The last time AMD really had dominance was in the days of the AMD Athlon x64 and AMD Athlon x64 X2. The top single core Athlon model (the 4000+) was really dominating Intel's top single core chip at the time, the Pentium 4 (Prescott revision) in everything except video encoding, really. The dual core Athlon was better than the Pentium D in areas relating to power consumption and heat dissipation. Essentially it was this which forced Intel to end its Pentium series and move its focus onto the "Core" line of processors (remember Core 2 Duo) - which was a new architecture based on Intel's Pentium M - which in turn was based on the Pentium 3 microarchitecture, thus Intel returning to computing more per clock cycle rather than increasing the number of clock cycles per second (which generates heat and inefficiency).
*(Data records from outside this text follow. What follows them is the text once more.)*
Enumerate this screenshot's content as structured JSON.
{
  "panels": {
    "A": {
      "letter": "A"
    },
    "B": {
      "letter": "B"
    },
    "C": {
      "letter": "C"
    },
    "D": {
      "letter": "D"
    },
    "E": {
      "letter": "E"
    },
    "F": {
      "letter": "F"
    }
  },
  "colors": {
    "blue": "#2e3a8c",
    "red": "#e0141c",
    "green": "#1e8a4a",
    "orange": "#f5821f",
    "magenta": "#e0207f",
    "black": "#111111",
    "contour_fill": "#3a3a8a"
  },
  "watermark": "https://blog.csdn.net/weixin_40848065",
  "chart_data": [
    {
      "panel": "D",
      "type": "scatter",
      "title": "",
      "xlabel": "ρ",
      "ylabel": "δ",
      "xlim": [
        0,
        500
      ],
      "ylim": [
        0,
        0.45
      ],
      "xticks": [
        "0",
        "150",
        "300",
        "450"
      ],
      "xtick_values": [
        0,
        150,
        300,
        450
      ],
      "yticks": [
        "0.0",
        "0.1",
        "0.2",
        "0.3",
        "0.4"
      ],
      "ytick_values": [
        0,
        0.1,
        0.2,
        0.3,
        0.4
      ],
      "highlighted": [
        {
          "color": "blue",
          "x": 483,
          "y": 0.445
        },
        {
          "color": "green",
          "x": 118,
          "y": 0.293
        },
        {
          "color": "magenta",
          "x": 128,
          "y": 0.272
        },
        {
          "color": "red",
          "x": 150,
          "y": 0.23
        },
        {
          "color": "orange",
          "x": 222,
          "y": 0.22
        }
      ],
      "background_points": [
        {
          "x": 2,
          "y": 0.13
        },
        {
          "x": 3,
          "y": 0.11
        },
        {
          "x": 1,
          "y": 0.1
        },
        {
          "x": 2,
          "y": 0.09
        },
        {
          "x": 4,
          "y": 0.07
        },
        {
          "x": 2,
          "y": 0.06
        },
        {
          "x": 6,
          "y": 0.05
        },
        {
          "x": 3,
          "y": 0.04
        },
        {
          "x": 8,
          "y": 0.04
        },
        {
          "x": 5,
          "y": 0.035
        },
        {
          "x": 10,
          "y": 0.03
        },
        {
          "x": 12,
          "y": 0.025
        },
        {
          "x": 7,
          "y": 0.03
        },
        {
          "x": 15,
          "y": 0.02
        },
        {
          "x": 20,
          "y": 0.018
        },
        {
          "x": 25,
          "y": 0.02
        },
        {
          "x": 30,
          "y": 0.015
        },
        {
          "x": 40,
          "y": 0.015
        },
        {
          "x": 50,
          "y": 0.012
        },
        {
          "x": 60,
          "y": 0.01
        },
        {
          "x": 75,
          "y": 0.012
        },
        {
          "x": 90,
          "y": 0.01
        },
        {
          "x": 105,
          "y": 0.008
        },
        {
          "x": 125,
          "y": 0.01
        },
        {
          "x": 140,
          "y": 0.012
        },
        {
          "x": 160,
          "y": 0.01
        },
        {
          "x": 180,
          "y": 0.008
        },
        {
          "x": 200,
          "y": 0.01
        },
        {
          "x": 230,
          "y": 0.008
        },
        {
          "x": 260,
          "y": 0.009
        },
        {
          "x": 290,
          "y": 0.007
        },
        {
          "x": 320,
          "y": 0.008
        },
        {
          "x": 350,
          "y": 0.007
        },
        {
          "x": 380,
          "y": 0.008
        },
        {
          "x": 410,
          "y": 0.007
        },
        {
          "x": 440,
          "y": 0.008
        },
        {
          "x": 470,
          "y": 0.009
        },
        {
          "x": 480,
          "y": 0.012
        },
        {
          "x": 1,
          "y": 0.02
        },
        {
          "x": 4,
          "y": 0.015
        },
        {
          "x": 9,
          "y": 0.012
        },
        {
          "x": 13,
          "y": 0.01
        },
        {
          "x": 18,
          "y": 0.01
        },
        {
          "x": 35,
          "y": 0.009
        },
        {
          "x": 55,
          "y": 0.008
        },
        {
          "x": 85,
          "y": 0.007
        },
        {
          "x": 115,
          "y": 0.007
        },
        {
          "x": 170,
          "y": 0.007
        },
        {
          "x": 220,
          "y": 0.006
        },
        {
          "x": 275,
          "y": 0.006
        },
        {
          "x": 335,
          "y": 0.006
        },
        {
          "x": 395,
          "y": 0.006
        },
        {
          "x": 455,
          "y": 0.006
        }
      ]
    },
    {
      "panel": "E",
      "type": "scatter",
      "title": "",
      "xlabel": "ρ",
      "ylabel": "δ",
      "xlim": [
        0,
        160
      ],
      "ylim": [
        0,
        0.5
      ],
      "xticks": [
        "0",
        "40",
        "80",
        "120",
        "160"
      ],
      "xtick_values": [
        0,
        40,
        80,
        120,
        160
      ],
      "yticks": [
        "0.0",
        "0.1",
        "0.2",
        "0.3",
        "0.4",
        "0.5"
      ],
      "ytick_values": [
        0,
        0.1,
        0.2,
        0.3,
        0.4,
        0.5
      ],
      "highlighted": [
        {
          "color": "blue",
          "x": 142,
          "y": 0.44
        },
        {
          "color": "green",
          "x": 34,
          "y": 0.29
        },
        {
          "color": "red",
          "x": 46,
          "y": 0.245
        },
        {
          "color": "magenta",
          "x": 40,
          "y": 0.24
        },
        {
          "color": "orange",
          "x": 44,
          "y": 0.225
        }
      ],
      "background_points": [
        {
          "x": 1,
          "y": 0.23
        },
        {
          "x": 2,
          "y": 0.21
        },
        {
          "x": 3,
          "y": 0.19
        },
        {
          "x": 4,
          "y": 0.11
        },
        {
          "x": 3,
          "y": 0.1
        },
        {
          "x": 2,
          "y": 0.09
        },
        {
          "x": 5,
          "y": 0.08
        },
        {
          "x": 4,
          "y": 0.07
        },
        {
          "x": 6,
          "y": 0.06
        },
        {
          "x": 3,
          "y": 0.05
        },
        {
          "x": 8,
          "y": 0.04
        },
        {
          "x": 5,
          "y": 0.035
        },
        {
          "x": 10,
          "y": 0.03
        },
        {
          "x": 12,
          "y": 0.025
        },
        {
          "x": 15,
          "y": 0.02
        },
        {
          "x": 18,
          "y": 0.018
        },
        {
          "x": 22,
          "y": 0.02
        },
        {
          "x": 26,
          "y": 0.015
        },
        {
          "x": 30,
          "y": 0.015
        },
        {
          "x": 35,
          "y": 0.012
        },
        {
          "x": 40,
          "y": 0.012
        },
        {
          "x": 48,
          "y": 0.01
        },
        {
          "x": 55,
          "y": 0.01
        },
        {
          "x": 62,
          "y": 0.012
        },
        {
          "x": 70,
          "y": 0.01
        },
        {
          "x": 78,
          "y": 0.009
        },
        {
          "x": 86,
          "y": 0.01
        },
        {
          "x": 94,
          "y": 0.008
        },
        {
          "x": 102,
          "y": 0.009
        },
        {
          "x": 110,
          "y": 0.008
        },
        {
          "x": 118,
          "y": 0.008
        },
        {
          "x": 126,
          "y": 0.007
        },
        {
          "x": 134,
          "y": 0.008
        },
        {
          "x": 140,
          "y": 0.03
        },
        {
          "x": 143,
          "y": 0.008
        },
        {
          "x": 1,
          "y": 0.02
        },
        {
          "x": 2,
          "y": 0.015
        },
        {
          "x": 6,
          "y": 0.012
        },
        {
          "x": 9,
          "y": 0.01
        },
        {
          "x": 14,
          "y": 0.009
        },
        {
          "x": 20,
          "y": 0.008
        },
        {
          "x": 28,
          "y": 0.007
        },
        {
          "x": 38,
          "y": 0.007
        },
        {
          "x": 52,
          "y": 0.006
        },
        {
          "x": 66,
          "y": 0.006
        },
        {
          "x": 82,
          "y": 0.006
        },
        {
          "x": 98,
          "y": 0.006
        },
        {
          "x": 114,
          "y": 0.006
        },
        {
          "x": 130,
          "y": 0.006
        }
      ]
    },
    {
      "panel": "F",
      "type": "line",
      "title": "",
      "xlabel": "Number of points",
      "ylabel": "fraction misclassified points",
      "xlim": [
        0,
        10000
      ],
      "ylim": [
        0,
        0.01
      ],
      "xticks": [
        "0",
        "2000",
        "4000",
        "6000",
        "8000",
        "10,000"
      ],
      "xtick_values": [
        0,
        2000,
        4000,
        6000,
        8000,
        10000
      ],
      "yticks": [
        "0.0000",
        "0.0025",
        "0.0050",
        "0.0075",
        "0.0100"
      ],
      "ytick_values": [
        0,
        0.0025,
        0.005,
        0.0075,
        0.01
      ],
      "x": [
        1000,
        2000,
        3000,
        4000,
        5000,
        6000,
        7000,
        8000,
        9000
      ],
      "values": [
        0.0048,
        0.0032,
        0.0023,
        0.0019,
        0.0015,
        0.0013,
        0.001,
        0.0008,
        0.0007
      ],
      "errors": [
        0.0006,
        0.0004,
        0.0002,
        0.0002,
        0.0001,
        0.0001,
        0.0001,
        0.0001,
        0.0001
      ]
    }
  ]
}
Most of you younger kids probably wouldn't know much this far back because you probably would have been too young at the time, but that was AMD's heyday. Before that AMD's Duron processors didn't really match up to the Pentium 3 and after that, AMD never really caught up when Intel took off with the Core line, which evolved from Core 2 Duo to Core 2 Quad and now the Core i3/5/7 lines.